Rationale in using these metrics

Rationale in using Euclidean distance-based error metrics, as opposed to errors defined in transformation parameter space

Direct measuring the accuracy of parameters of transformation matrix is difficult since the contribution and weighting between rotation and translation components can be sensitive to experimental and imaging configurations, such as reference coordinates and definition of rotation axis, and dependent on application. In this challenge, metrics based on distance error is preferred, which is arguably considered a more practical type of measure to reflect the difference between ground truth and prediction in Euclidean space (Luo et al. 2023).

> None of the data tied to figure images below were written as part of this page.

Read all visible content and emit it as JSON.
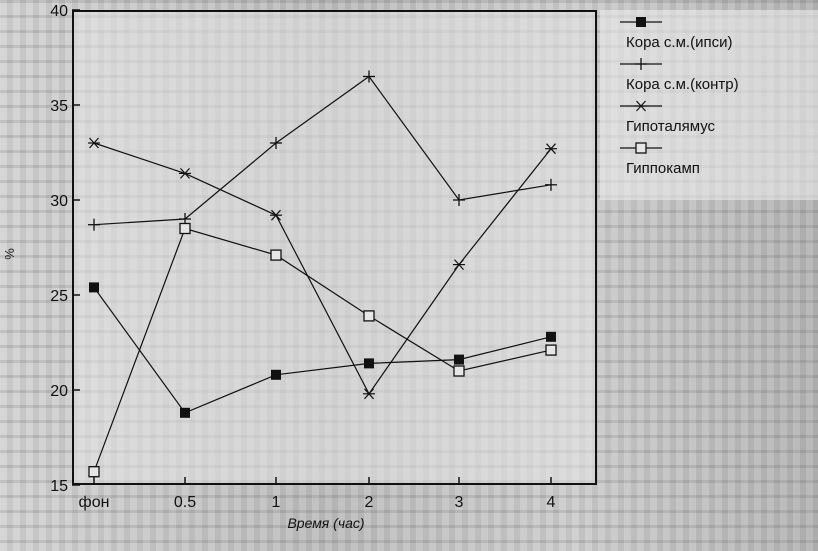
{
  "chart_data": {
    "type": "line",
    "title": "",
    "xlabel": "Время (час)",
    "ylabel": "%",
    "categories": [
      "фон",
      "0.5",
      "1",
      "2",
      "3",
      "4"
    ],
    "y_ticks": [
      15,
      20,
      25,
      30,
      35,
      40
    ],
    "ylim": [
      15,
      40
    ],
    "grid": false,
    "legend_position": "right, outside plot",
    "series": [
      {
        "name": "Кора с.м.(ипси)",
        "marker": "filled-square",
        "values": [
          25.4,
          18.8,
          20.8,
          21.4,
          21.6,
          22.8
        ]
      },
      {
        "name": "Кора с.м.(контр)",
        "marker": "plus",
        "values": [
          28.7,
          29.0,
          33.0,
          36.5,
          30.0,
          30.8
        ]
      },
      {
        "name": "Гипоталямус",
        "marker": "asterisk",
        "values": [
          33.0,
          31.4,
          29.2,
          19.8,
          26.6,
          32.7
        ]
      },
      {
        "name": "Гиппокамп",
        "marker": "open-square",
        "values": [
          15.7,
          28.5,
          27.1,
          23.9,
          21.0,
          22.1
        ]
      }
    ]
  }
}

Justification of using displacement-based representation of transformation, as opposed to rigid- or affine matrices, as the algorithm output

Although the ground-truth are available in the form of rigid transformation, we argue that, from experience in developing similar numerical algorithms, enforcing the algorithm output to be homogeneous transformation is not only unnecessary, but sometimes misleadingly encourages a more numerically challenging solution due to issues such as gimbal lock in using rotation matrix, local minima in numerical optimisation. In addition, the displacement-based representation allows flexibility for a quantitatively more accurate reconstruction, with a near-rigid transformation, which could be sufficient for clinical use. However, there is no requirement in the internal methodology adopted, for example, the submitted algorithm can convert a single estimated rigid transformation matrix to all these four types of required displacement vectors as output.

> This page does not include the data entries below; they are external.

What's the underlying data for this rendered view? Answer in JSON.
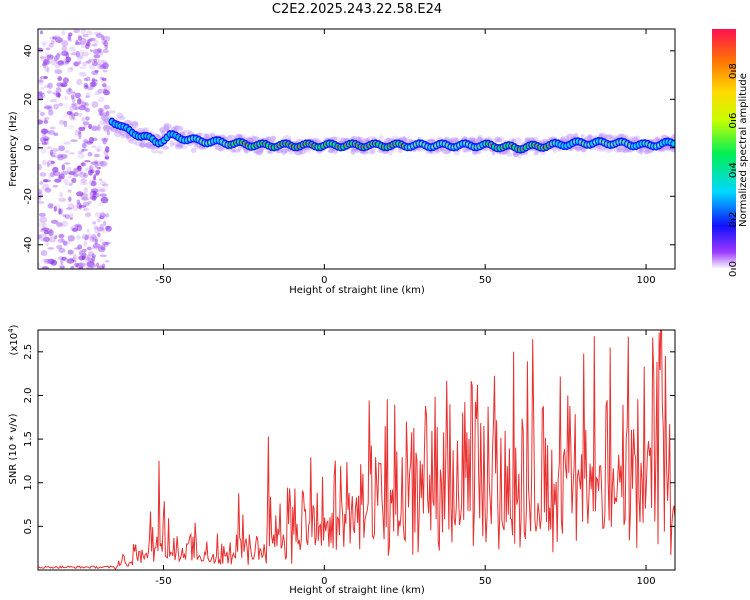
{
  "title": "C2E2.2025.243.22.58.E24",
  "chart_data": [
    {
      "type": "heatmap",
      "xlabel": "Height of straight line (km)",
      "ylabel": "Frequency (Hz)",
      "xlim": [
        -89,
        109
      ],
      "ylim": [
        -50,
        49
      ],
      "xticks": [
        -50,
        0,
        50,
        100
      ],
      "yticks": [
        -40,
        -20,
        0,
        20,
        40
      ],
      "ridge": {
        "x": [
          -68,
          -64,
          -60,
          -56,
          -52,
          -48,
          -44,
          -40,
          -30,
          -20,
          -10,
          0,
          10,
          20,
          30,
          40,
          50,
          60,
          70,
          80,
          90,
          100,
          109
        ],
        "freq": [
          12,
          10,
          6,
          5,
          2,
          5,
          4,
          3,
          2,
          1,
          1,
          1,
          1,
          1,
          1,
          1,
          1,
          0,
          1,
          2,
          2,
          1,
          2
        ]
      },
      "colorbar": {
        "label": "Normalized spectral amplitude",
        "ticks": [
          0.0,
          0.2,
          0.4,
          0.6,
          0.8
        ],
        "range": [
          0,
          0.97
        ]
      }
    },
    {
      "type": "line",
      "xlabel": "Height of straight line (km)",
      "ylabel": "SNR (10 * v/v)",
      "scale_note_base": "(x10",
      "scale_note_exp": "4",
      "scale_note_end": ")",
      "xlim": [
        -89,
        109
      ],
      "ylim": [
        0,
        2.75
      ],
      "xticks": [
        -50,
        0,
        50,
        100
      ],
      "yticks": [
        0.5,
        1.0,
        1.5,
        2.0,
        2.5
      ],
      "ytick_labels": [
        "0.5",
        "1.0",
        "1.5",
        "2.0",
        "2.5"
      ],
      "color": "#e8302f",
      "envelope": {
        "x": [
          -89,
          -65,
          -62,
          -57,
          -52,
          -48,
          -42,
          -37,
          -30,
          -26,
          -20,
          -16,
          -10,
          -5,
          0,
          5,
          10,
          20,
          30,
          40,
          50,
          60,
          70,
          80,
          90,
          100,
          104,
          109
        ],
        "y": [
          0.02,
          0.03,
          0.2,
          0.5,
          0.85,
          0.55,
          0.45,
          0.35,
          0.3,
          0.55,
          0.45,
          1.0,
          0.85,
          1.05,
          0.9,
          1.2,
          1.3,
          1.55,
          1.65,
          1.8,
          1.9,
          1.95,
          1.95,
          2.0,
          2.1,
          2.1,
          2.35,
          1.85
        ]
      },
      "peaks": [
        {
          "x": -51.5,
          "y": 1.25
        },
        {
          "x": -26.5,
          "y": 0.88
        },
        {
          "x": -17.5,
          "y": 1.53
        },
        {
          "x": 59,
          "y": 2.5
        },
        {
          "x": 89,
          "y": 2.55
        },
        {
          "x": 104,
          "y": 2.72
        }
      ]
    }
  ]
}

Justification of the local and global reconstruction errors

The reconstructed scan from either local level or global level displacement are capable of representing different types of reconstruction performance, such as frame-level reconstruction error and accumulated error of the algorithm (Li. et al. 2023, Wein et al. 2020). To streamline the evaluation, other monotonic metrics, such as final drift and Dice overlap, albeit commonly reported in literature (e.g. Li et al 2023), are not included. However, in practical applications, one might choose to reconstruct a sequence of ultrasound frames (as opposed to the entire scan or two adjacent frames, which are represented by local and global errors, respectively), using a pre-optimised sequence length that is most suitable to the downstream application. Without specifying a single target clinical application, these two adopted local and global errors shall represent the range of accuracy between the choices of the reconstruction length.

Ranking method

First, for each individual metric, the values for all submissions will be normalised to the range [0, 1] by the value of baseline method, and then the final score will be generated using the formula below:

Overall score = 0.25(1-GPE* ) + 0.25(1-GLE* ) + 0.25(1-LPE* ) + 0.25(1-LLE* )

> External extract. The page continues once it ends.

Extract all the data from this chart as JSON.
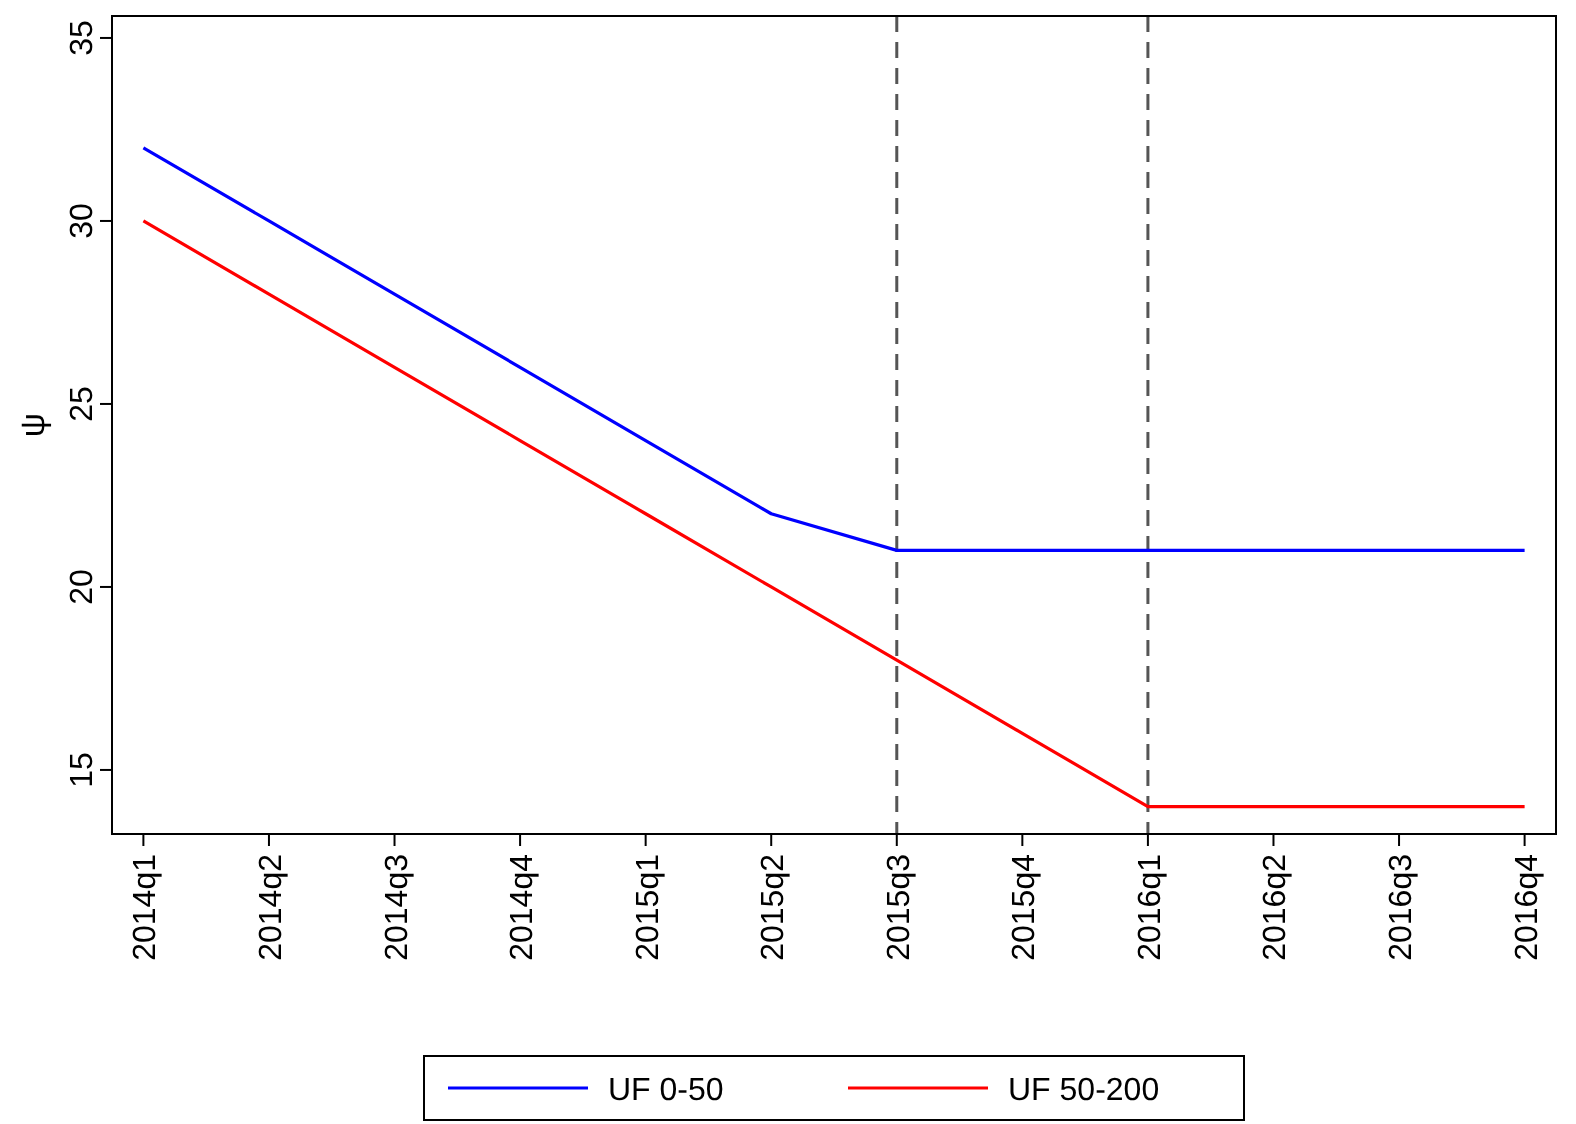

where * indicates the normalised reconstruction errors. The “overall score” within the range of [0,1] will be used to produce the final rank for all the submitted algorithms. The final score will be reported with 3 decimal places and the higher the better.

We also report four other categories of scores, global reconstruction score = 0.5(1-GPE* ) + 0.5(1-GLE* ), local reconstruction score = 0.5(1-LPE* ) + 0.5(1-LLE* ), landmark reconstruction score = 0.5(1-GLE* ) + 0.5(1-LLE* ) and pixel reconstruction score = 0.5(1-GPE* ) + 0.5(1-LPE* ). These are provided for reference and research interest without formal ranking.

NOTE: The minimum score (0) will be given to any case where the code cannot run or the metric cannot be computed successfully. For the submissions with the same final score, the rank will be generated based on the runtime. A smaller runtime will be awarded a higher rank. A maximum runtime will be imposed for challenge submissions, benchmarked as the speed of our baseline methods, to encourage usability in the clinical applications. All the raw values for the defined metrics will also be made available.